PLTS Hibrid merupakan satu sistem yang menggabungkan panel surya dengan sumber energi lain seperti baterai, atau generator (genset), untuk menciptakan pasokan listrik yang lebih stabil, andal, dan efisien dengan memanfaatkan energi surya di siang hari.
Proses pemasangan paket PLTS hibrid dilakukan secara gotong royong dengan melibatkan warga setempat.
”Alhamdulillah pada Rabu (10/1/2026) masyarakat sudah bisa menikmati penerangan dengan sistem PLTS tersebut, masyarakat bisa memanfaatkan sistim PLTS untuk keperluan kebutuhan dasar masyarakat, seperti penerangan dan aktivitas sosial warga lainnya, ujar Prof. Dr. Halus Satriawan.
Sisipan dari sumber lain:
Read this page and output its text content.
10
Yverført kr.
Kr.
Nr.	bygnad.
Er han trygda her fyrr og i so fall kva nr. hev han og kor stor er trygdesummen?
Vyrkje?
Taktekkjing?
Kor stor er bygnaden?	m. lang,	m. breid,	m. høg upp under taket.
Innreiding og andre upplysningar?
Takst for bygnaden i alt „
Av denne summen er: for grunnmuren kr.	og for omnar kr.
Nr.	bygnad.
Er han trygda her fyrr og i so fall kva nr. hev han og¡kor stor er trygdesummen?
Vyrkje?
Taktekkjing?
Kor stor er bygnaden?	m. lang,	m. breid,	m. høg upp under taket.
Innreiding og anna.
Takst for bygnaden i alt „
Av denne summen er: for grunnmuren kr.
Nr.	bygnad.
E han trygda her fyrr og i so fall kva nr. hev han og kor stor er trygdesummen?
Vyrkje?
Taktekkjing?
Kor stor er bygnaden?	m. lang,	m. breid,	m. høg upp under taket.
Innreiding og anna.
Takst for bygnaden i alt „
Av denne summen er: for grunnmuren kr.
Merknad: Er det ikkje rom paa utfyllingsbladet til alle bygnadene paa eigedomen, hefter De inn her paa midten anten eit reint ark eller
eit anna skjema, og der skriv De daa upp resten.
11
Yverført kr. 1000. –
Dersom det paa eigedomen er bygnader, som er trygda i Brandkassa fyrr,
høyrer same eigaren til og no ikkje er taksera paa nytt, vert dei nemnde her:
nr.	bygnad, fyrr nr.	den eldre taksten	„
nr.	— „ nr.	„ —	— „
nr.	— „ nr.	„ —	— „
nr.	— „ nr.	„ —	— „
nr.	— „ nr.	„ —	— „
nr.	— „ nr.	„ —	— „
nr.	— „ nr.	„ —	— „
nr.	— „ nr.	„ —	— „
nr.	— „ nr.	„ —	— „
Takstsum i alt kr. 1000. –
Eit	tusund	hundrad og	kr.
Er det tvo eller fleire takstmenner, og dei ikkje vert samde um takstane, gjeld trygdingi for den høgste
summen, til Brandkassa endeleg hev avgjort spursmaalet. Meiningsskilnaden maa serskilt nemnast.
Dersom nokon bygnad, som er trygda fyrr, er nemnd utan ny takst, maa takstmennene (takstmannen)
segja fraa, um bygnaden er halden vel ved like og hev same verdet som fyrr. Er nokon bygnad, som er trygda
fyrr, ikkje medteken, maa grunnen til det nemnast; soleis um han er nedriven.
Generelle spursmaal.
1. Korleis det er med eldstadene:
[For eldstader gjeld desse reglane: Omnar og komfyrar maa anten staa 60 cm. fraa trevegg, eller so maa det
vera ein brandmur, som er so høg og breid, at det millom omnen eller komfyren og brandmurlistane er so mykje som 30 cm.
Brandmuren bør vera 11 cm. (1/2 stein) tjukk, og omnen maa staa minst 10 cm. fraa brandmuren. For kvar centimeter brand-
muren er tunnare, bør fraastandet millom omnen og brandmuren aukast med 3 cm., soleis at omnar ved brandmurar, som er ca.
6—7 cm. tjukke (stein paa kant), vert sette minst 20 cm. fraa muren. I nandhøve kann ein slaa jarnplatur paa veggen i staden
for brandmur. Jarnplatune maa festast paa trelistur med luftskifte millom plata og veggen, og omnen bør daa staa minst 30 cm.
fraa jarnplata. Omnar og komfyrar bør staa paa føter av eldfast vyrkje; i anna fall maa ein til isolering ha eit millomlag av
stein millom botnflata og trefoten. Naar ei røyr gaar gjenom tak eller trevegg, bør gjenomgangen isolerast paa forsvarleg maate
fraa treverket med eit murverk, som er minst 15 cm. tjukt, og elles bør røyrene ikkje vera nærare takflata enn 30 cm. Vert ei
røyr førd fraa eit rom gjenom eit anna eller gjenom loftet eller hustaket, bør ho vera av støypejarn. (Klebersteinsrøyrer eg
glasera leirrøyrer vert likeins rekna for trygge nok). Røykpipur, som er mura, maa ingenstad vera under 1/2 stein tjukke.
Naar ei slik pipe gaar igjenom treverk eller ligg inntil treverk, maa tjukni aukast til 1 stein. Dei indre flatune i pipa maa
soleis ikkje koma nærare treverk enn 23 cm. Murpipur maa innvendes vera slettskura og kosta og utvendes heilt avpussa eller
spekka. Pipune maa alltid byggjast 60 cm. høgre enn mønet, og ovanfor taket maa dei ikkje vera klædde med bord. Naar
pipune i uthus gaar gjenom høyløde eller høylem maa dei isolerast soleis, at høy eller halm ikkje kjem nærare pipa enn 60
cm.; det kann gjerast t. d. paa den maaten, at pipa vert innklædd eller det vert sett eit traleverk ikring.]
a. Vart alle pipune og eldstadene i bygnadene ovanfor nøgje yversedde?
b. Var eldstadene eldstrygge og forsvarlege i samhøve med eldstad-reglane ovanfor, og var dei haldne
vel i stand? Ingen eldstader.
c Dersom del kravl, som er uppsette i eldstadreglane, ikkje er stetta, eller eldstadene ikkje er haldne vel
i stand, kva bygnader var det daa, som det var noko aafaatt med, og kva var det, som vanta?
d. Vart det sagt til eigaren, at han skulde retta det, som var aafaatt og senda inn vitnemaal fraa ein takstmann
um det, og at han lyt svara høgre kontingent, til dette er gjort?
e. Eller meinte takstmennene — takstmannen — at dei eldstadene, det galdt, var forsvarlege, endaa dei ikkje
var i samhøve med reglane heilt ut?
Usai uji coba, perangkat desa mengetes beberapa lampu dan suara mic meunasah hasil sambungan aliran listrik dari PLTS Hibrid. kemudian dilanjutkan serah terima perangkat dan pemeliharaan kepada kepala desa Krueng Simpo didampingi kepala dusun dan perangkat dusun Bivak.